When her great hooded eyes lowered
Their moon so close
Promising the earth you saw
Your fate and you cried
Get thee behind me. You did not
Want to be Christlike. You wanted
To be with your father
In wherever he was. And your body
Barred your passage. And your family
Who were your flesh and blood
Burdened it. And a god
That was not your father
Was a false god. But you did not
Want to be Christlike.


It's the birthday of novelist Sir V(idiadhar) S(urajprasad) Naipaul, born in Chaguanas, Trinidad (1932). He's the author of many novels, including A House for Mr. Biswas (1961), In a Free State (1971-Booker Prize winner), A Bend in the River (1979), and A Turn in the South (1989). He said, "I think literature should be read privately. Literature is not for the young. Literature is for the old, the experienced, the wounded, the damaged, who read literature to find echoes of their own experience and balm of a certain sort. Contented tribal societies don't need literature. They pound their yams and they're quite happy."

It's the birthday of poet Ted Hughes (Edward James Hughes), born in West Yorkshire, England (1930). He served as British Poet Laureate from 1984 until his death in 1998, the same year his final book of poems, Birthday Letters, was issued. Of those 88 poems, all but two are addressed to Sylvia Plath, his first wife. Many people condemned Hughes when Plath committed suicide after he abandoned her and their two babies during one of the coldest winters in British history. His case wasn't helped by the fact that he never spoke out in his own defense-or, incredibly, that the married woman for whom he had left Plath eventually killed herself, and the daughter she had by Hughes, in the same manner Plath had used. For years, Hughes' readings were broken up by cries of "Murderer!" from the audience. He continued to promote Plath's work, releasing the main collection on which her reputation as a poet is based-Ariel (1965)-and later edited her collected poems (1981).

It's the birthday of painter Larry Rivers, born Larry Grossberg in New York City (1923). An abstract expressionist and a predecessor of pop art, his biggest project was a 33-foot, 76-panel work titled "The History of the Russian Revolution: From Marx to Mayakowski." It took him six months to produce it. In addition to 30 paintings on canvas, it included an assemblage of boxes, silhouettes, a long poem, an honor roll of martyrs, lead pipes, wooden rifles, and a real machine gun. Rivers called it "the greatest painting-sculpture-mixed media of the 20th century, or the stupidest."

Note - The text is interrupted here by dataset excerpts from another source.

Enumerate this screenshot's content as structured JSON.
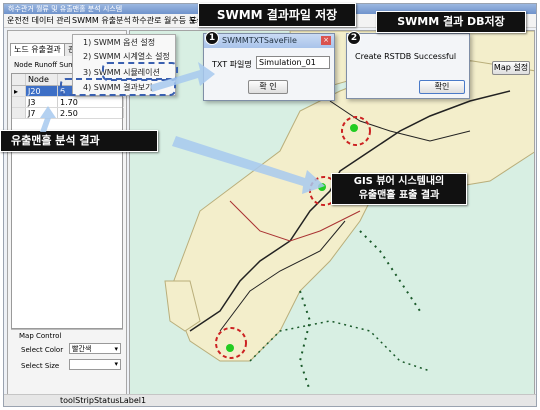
{
  "window": {
    "title": "하수관거 월류 및 유출맨홀 분석 시스템"
  },
  "menu": [
    "운전전 데이터 관리",
    "SWMM 유출분석",
    "하수관로 월수등 분석",
    "도",
    "모"
  ],
  "tabs": [
    "노드 유출결과",
    "관기"
  ],
  "grid": {
    "caption": "Node Runoff Sum",
    "header": "Node",
    "rows": [
      {
        "node": "J20",
        "value": "6"
      },
      {
        "node": "J3",
        "value": "1.70"
      },
      {
        "node": "J7",
        "value": "2.50"
      }
    ]
  },
  "submenu": {
    "items": [
      "1) SWMM 옵션 설정",
      "2) SWMM 시계열소 설정",
      "3) SWMM 시뮬레이션",
      "4) SWMM 결과보기"
    ]
  },
  "map_control": {
    "title": "Map Control",
    "color_label": "Select Color",
    "color_value": "빨간색",
    "size_label": "Select Size"
  },
  "map_button": "Map 설정",
  "status": {
    "label": "toolStripStatusLabel1"
  },
  "callouts": {
    "txt_save": "SWMM 결과파일 저장",
    "db_save": "SWMM 결과 DB저장",
    "runoff_result": "유출맨홀 분석 결과",
    "gis_result_line1": "GIS 뷰어 시스템내의",
    "gis_result_line2": "유출맨홀 표출 결과"
  },
  "dialog1": {
    "badge": "1",
    "title": "SWMMTXTSaveFile",
    "field_label": "TXT 파일명",
    "field_value": "Simulation_01",
    "ok": "확 인"
  },
  "dialog2": {
    "badge": "2",
    "message": "Create RSTDB Successful",
    "ok": "확인"
  },
  "colors": {
    "map_bg": "#d8efe3",
    "accent_red": "#cc2222",
    "highlight_green": "#22cc22"
  }
}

It's the birthday of actress Mae West, born in Brooklyn (1893). She said, "When I'm good I'm very good, but when I'm bad I'm better," and "Too much of a good thing can be wonderful," and "Between two evils, I always pick the one I never tried before."

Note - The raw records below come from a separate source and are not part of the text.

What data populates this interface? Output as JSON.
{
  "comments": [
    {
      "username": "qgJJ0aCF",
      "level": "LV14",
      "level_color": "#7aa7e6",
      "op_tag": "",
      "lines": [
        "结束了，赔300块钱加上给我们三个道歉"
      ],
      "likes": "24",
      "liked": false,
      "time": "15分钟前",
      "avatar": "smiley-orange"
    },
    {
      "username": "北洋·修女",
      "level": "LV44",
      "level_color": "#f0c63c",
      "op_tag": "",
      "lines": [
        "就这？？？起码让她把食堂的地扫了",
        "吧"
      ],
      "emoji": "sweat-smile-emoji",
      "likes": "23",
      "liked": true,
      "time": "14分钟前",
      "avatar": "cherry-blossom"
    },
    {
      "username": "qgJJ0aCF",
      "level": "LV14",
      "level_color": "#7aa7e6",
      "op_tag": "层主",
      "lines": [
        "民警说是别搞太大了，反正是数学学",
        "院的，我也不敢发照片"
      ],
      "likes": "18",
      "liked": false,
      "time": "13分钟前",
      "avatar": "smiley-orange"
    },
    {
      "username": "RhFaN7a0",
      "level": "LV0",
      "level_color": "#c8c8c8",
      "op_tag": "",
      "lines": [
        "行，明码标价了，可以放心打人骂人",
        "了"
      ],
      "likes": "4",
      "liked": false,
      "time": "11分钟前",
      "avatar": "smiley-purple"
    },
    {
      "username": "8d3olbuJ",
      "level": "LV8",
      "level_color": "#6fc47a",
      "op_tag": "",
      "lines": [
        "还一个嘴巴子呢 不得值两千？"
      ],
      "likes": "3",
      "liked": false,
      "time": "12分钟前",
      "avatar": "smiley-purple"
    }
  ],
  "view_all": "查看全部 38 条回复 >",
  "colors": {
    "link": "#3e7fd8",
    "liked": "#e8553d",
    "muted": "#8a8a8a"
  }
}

It's the birthday of black nationalist leader Marcus (Moziah) Garvey, born in St. Ann's Bay, Jamaica (1887). He came to the United States and organized a black nationalist movement in Harlem. Known as the "Black Moses," by 1919 he claimed two million adherents.

It's the birthday of physician Thomas Hodgkin, born in Tottenham, Middlesex (1798)-who described, in 1832, the malignant lymph disease that bears his name: Hodgkin's Disease.